Elon Musk Weighs In on ‘87,000 New IRS Agents’ With Ironic Message to Democrats
Elon Musk Weighs In on ‘87,000 New IRS Agents’ With Ironic Message to Democrats

By Tom Ozimek

Billionaire tech mogul Elon Musk posted an ironic message on Twitter mocking Democrats’ efforts to give the Internal Revenue Service (IRS) an $80 billion cash injection amid swirling fears the money might be used to hire legions of tax auditors that would target middle-income Americans with audits.

“When the country that revolted over taxes hires 87,000 new IRS agents,” reads the message in Musk’s meme, which was placed above a photo of a laughing British Army officer from a movie.

“Fate 🖤 Irony,” reads Musk’s caption, with the message apparently rooted in the idea that boosting funding for tax authorities—part of which will be used for enforcement—runs afoul of principles that underpinned America’s founding, like freedom from government intrusion.

Despite repeated insistence by Biden administration officials that the Inflation Reduction Act’s funding boost for the IRS would not be used to increase audit rates among American households making under $400,000 per year, critics of the bill have warned that exactly that might happen.

Tax Crackdown on Middle America?

Republicans have speculated that the money would be used to hire tens of thousands of IRS agents while arguing that their enforcement efforts would target ordinary Americans.

“Democrats in Washington plan to hire an army of 87,000 IRS agents so they can audit more Americans like you. That’s more than the entire population of [President] Joe Biden’s hometown of Scranton,” House Minority Leader Rep. Kevin McCarthy (R-Calif.) said in an Aug. 11 statement, which comes as Democrats in the House get ready to give their final seal of approval to the big spending measure, with an estimated price tag of roughly $700 billion.

While the bill itself makes no mention of specific hiring targets, a Treasury Department report from May 2021 (pdf) estimated that an investment roughly the size of the one in the Inflation Reduction Act would enable the IRS to hire around 87,000 employees across a range of positions by 2031.

The 87,000 figure was also cited by Grover Norquist, president of the Americans for Tax Reform, in a recent interview on Fox News.

“They want to take $80 billion from taxpayers, $80 billion and hire 87,000 more bureaucrats in the IRS. They’re going after small businesses. The IRS itself says they’re going to dramatically increase how they go after independent contractors and small businesses, not General Motors, smaller businesses. That’s where they think they’re going to make their money,” he told the outlet.

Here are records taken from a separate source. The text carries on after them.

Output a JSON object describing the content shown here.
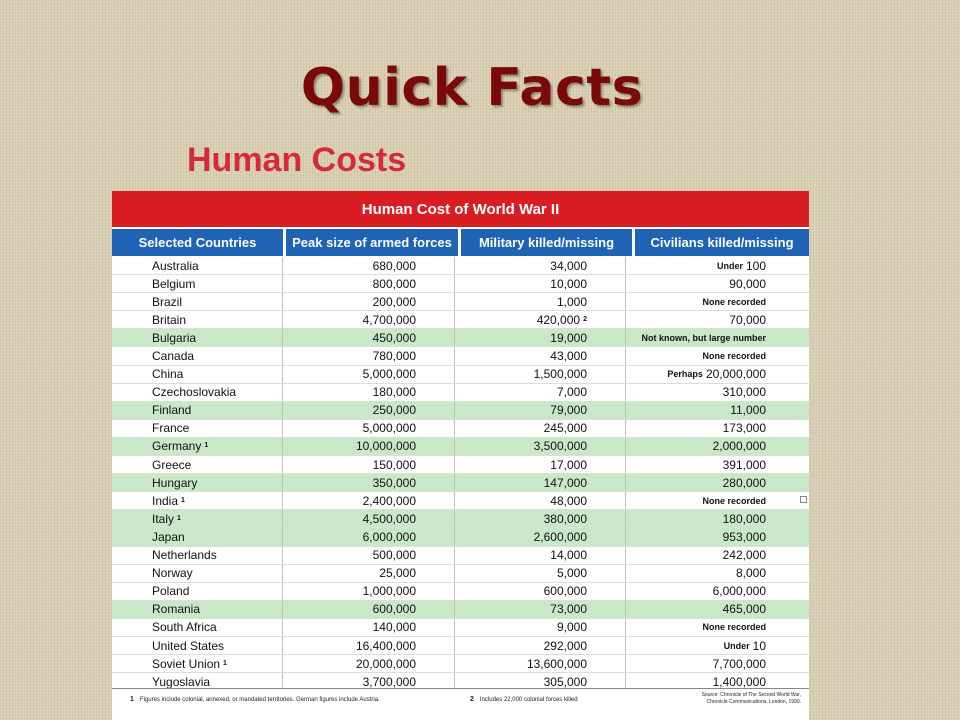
{
  "slide": {
    "title": "Quick Facts",
    "subtitle": "Human Costs"
  },
  "table": {
    "title": "Human Cost of World War II",
    "columns": [
      "Selected Countries",
      "Peak size of armed forces",
      "Military killed/missing",
      "Civilians killed/missing"
    ],
    "rows": [
      {
        "country": "Australia",
        "sup": "",
        "armed": "680,000",
        "military": "34,000",
        "military_sup": "",
        "civ_prefix": "Under",
        "civ_value": "100",
        "green": false
      },
      {
        "country": "Belgium",
        "sup": "",
        "armed": "800,000",
        "military": "10,000",
        "military_sup": "",
        "civ_prefix": "",
        "civ_value": "90,000",
        "green": false
      },
      {
        "country": "Brazil",
        "sup": "",
        "armed": "200,000",
        "military": "1,000",
        "military_sup": "",
        "civ_prefix": "",
        "civ_value": "None recorded",
        "green": false
      },
      {
        "country": "Britain",
        "sup": "",
        "armed": "4,700,000",
        "military": "420,000",
        "military_sup": "2",
        "civ_prefix": "",
        "civ_value": "70,000",
        "green": false
      },
      {
        "country": "Bulgaria",
        "sup": "",
        "armed": "450,000",
        "military": "19,000",
        "military_sup": "",
        "civ_prefix": "",
        "civ_value": "Not known, but large number",
        "green": true
      },
      {
        "country": "Canada",
        "sup": "",
        "armed": "780,000",
        "military": "43,000",
        "military_sup": "",
        "civ_prefix": "",
        "civ_value": "None recorded",
        "green": false
      },
      {
        "country": "China",
        "sup": "",
        "armed": "5,000,000",
        "military": "1,500,000",
        "military_sup": "",
        "civ_prefix": "Perhaps",
        "civ_value": "20,000,000",
        "green": false
      },
      {
        "country": "Czechoslovakia",
        "sup": "",
        "armed": "180,000",
        "military": "7,000",
        "military_sup": "",
        "civ_prefix": "",
        "civ_value": "310,000",
        "green": false
      },
      {
        "country": "Finland",
        "sup": "",
        "armed": "250,000",
        "military": "79,000",
        "military_sup": "",
        "civ_prefix": "",
        "civ_value": "11,000",
        "green": true
      },
      {
        "country": "France",
        "sup": "",
        "armed": "5,000,000",
        "military": "245,000",
        "military_sup": "",
        "civ_prefix": "",
        "civ_value": "173,000",
        "green": false
      },
      {
        "country": "Germany",
        "sup": "1",
        "armed": "10,000,000",
        "military": "3,500,000",
        "military_sup": "",
        "civ_prefix": "",
        "civ_value": "2,000,000",
        "green": true
      },
      {
        "country": "Greece",
        "sup": "",
        "armed": "150,000",
        "military": "17,000",
        "military_sup": "",
        "civ_prefix": "",
        "civ_value": "391,000",
        "green": false
      },
      {
        "country": "Hungary",
        "sup": "",
        "armed": "350,000",
        "military": "147,000",
        "military_sup": "",
        "civ_prefix": "",
        "civ_value": "280,000",
        "green": true
      },
      {
        "country": "India",
        "sup": "1",
        "armed": "2,400,000",
        "military": "48,000",
        "military_sup": "",
        "civ_prefix": "",
        "civ_value": "None recorded",
        "green": false
      },
      {
        "country": "Italy",
        "sup": "1",
        "armed": "4,500,000",
        "military": "380,000",
        "military_sup": "",
        "civ_prefix": "",
        "civ_value": "180,000",
        "green": true
      },
      {
        "country": "Japan",
        "sup": "",
        "armed": "6,000,000",
        "military": "2,600,000",
        "military_sup": "",
        "civ_prefix": "",
        "civ_value": "953,000",
        "green": true
      },
      {
        "country": "Netherlands",
        "sup": "",
        "armed": "500,000",
        "military": "14,000",
        "military_sup": "",
        "civ_prefix": "",
        "civ_value": "242,000",
        "green": false
      },
      {
        "country": "Norway",
        "sup": "",
        "armed": "25,000",
        "military": "5,000",
        "military_sup": "",
        "civ_prefix": "",
        "civ_value": "8,000",
        "green": false
      },
      {
        "country": "Poland",
        "sup": "",
        "armed": "1,000,000",
        "military": "600,000",
        "military_sup": "",
        "civ_prefix": "",
        "civ_value": "6,000,000",
        "green": false
      },
      {
        "country": "Romania",
        "sup": "",
        "armed": "600,000",
        "military": "73,000",
        "military_sup": "",
        "civ_prefix": "",
        "civ_value": "465,000",
        "green": true
      },
      {
        "country": "South Africa",
        "sup": "",
        "armed": "140,000",
        "military": "9,000",
        "military_sup": "",
        "civ_prefix": "",
        "civ_value": "None recorded",
        "green": false
      },
      {
        "country": "United States",
        "sup": "",
        "armed": "16,400,000",
        "military": "292,000",
        "military_sup": "",
        "civ_prefix": "Under",
        "civ_value": "10",
        "green": false
      },
      {
        "country": "Soviet Union",
        "sup": "1",
        "armed": "20,000,000",
        "military": "13,600,000",
        "military_sup": "",
        "civ_prefix": "",
        "civ_value": "7,700,000",
        "green": false
      },
      {
        "country": "Yugoslavia",
        "sup": "",
        "armed": "3,700,000",
        "military": "305,000",
        "military_sup": "",
        "civ_prefix": "",
        "civ_value": "1,400,000",
        "green": false
      }
    ],
    "footnotes": {
      "note1_num": "1",
      "note1": "Figures include colonial, annexed, or mandated territories. German figures include Austria.",
      "note2_num": "2",
      "note2": "Includes 22,000 colonial forces killed",
      "source_line1": "Source: Chronicle of The Second World War,",
      "source_line2": "Chronicle Communications, London, 1990."
    }
  }
}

No Targeting of Middle-Income Americans, Democrats Say

Treasury Secretary Janet Yellen insists Republican claims that tax auditors will target middle-income Americans are false and politically motivated.

She said in an Aug. 10 letter to IRS Commissioner Charles Rettig that the “much-needed” funding would be used to modernize outdated technological infrastructure, improve taxpayer service, and enforce tax laws against high-earners and big corporations that don’t pay what they owe in taxes.

Yellen vowed that audit rates wouldn’t increase for households making less than $400,000 per year.

“Specifically, I direct that any additional resources—including any new personnel or auditors that are hired—shall not be used to increase the share of small business or households below the $400,000 threshold that are audited relative to historical levels,” Yellen said.

“This means that, contrary to the misinformation from opponents of this legislation, small business or households earning $400,000 per year or less will not see an increase in the chances that they are audited,” she added.

The IRS chief, too, has insisted that the tax agency would “absolutely not” be increasing audit scrutiny on small businesses or middle-income Americans, according to a letter to members of the Senate on Aug. 4 (pdf).

Democrats have argued that the funding is needed to crack down on wealthy tax dodgers.

The Congressional Budget Office estimates that the funding boost to the IRS is expected to bring in $203.7 billion in revenue from 2022 to 2031.